Gemeinsam ging man auf Kriegszug gegen die Arikara oder Omaha, um Berührungscoups zu erringen oder der Sioux-Nation Hochachtung bei ihren Nachbarn zu sichern. Auch gemeinsam unternahmen sie Jagden. Zum Beispiel trieben sie eine ganze Bisonherde in Hürden am Fuße von Kliffs. Damit sicherten sie sich auf einen Schlag die gesamte Winterration.
In erbitterten Kriegen hatten die Sioux die Iowa und Omaha bis 1750 aus begehrten Gebieten vertrieben und sie so geschwächt, dass sie keine Bedrohung mehr darstellten.
Zwischen 1775 und 1776 eroberten die Sioux die Black Hills und bis 1805 besiegten sie die Kiowa und Cheyenne. Damit hatte die Sioux-Nation die Gebiete zwischen Big Stone Lake, Lake Traverse und den gesamten Ostteil von South Dakota südlich des Pipestone und einen Teil der Black Hills in ihrer Hand.
1775 war eine strategisch wichtige Stelle noch im Stammesbesitz der Arikara und stellten für die Sioux Indianer Nation eine gewisse Gefahr dar. Die Dörfer der Arikara waren von Palisaden umgeben und der Stammesverband besaß eine Mitgliederzahl von 20.000 Personen. Als Ackerbauern lebten sie in mehreren festen Dörfern entlang des Missouri und zogen im Winter in Erdhütten um. Außer Feldarbeit jagten sie auch den Bison, den es in ihren Jagdgründen ausreichend gab.

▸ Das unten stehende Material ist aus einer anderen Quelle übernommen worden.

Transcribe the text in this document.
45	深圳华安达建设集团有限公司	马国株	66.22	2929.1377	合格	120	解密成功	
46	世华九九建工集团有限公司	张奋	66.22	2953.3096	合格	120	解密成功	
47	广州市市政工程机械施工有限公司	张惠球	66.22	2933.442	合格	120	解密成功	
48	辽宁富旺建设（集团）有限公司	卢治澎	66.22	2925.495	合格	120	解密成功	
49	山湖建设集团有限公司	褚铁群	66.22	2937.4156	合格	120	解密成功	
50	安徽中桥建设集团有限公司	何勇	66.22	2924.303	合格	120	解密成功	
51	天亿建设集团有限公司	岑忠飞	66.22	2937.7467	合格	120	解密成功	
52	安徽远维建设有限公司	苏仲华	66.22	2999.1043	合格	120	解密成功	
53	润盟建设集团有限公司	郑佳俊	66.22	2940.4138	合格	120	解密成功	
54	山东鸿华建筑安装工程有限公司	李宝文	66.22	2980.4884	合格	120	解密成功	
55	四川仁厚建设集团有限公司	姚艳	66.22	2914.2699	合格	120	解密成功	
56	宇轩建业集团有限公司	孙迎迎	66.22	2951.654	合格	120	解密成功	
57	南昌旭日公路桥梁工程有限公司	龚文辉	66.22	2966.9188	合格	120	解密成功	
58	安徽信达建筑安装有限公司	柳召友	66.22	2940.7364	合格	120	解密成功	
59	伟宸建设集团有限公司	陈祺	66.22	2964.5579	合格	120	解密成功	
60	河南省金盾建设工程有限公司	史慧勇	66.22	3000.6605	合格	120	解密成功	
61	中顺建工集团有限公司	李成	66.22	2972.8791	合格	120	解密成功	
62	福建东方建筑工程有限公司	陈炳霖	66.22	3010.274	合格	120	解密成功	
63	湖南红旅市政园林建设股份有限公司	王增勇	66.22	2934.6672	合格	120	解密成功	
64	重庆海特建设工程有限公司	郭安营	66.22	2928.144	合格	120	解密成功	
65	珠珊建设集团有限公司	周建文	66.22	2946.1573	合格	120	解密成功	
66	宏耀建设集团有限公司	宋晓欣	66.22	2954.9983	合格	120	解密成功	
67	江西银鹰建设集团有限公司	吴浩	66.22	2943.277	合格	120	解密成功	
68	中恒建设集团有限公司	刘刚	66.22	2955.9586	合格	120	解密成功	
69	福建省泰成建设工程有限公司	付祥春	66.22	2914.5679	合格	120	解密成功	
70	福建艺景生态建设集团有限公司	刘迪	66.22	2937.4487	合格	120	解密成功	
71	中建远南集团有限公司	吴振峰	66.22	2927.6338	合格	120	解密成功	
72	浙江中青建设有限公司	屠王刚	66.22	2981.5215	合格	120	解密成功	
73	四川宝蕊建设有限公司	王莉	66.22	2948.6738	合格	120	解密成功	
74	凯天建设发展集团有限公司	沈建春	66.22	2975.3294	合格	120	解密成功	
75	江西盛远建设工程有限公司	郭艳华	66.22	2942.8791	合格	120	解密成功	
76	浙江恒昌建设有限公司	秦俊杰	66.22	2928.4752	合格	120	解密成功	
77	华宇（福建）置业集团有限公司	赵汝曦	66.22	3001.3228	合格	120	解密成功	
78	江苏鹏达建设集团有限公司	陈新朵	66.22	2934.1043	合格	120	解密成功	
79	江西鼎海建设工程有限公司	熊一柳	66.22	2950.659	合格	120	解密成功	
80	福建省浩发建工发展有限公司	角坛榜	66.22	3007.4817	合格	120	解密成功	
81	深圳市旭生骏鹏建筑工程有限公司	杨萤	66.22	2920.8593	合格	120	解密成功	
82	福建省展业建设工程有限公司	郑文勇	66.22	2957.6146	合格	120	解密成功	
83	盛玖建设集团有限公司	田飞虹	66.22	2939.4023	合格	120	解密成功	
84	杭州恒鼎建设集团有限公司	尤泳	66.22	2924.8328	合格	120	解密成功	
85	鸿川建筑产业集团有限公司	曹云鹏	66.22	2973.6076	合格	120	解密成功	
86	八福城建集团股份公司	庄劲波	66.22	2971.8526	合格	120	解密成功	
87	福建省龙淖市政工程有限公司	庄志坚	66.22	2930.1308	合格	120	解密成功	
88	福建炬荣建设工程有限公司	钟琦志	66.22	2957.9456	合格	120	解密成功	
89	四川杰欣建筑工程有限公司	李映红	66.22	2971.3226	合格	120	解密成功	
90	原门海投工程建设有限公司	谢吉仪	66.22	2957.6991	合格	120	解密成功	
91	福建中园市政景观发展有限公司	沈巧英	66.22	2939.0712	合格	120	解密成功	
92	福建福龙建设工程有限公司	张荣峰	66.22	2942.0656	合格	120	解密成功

Gegen diese Feinde unternahmen die Sioux Beutezüge. Sie stahlen Mais und Kürbisse von den Feldern ihrer Feinde, konnten auch Coups gegen sie landen, aber trotz der feindlichen Akte gab es immer wieder friedliche Phasen, in denen sie miteinander Handel trieben. Landwirtschaftliche Erzeugnisse der Arikara tauschten die Sioux gegen Waffen, Pferde und Felle.
Doch die Arikara versperrten den Weg und so kam es 1792 zu einer entscheidenden Schlacht zwischen beiden Stämmen. Die erlitten eine vernichtende Niederlage und mußten ihr Stammesgebiet aufgeben. Sie siedelten sich zwischen Grand River und Cannonball River an.
Mit der Vertreibung der Arikara gehörte den Sioux das Mississippital und der westliche Teil South Dakotas.
Mehrere Pockenepidemien taten bei den Arikara und Omaha das übrige, die stadtartigen Gemeinschaften wurden stark dezimiert. Auf beiden Seiten des Missouri fanden 1804 Clark und Lewis bei ihrer Expedition die Sioux. Die östlichen Gebiete hatten die Sioux aufgegeben und wohnten jetzt in den Tälern des Missouri und seiner Nebenflüsse. Als 1822/23 die Sioux über die Crow gesiegt hatten, konnten sie Gebiete westlich der Black Hills im Osten des heutigen Wyoming und südlich des North Platte als neues Stammesgebiet in Besitz nehmen. Westlich des Missouri gewannen zwar die Sioux noch in Nord-Süd-Richtung Territorium, aber sonst änderte sich im 19. Jahrhundert kaum noch etwas. Die neuen Gebiete brachten den Sioux wirtschaftliche Sicherheit vor ihren mit Waffen ausgerüsteten Feinden. Für die gesamte Nation war Unabhängigkeit und politische Autonomie das wichtigste.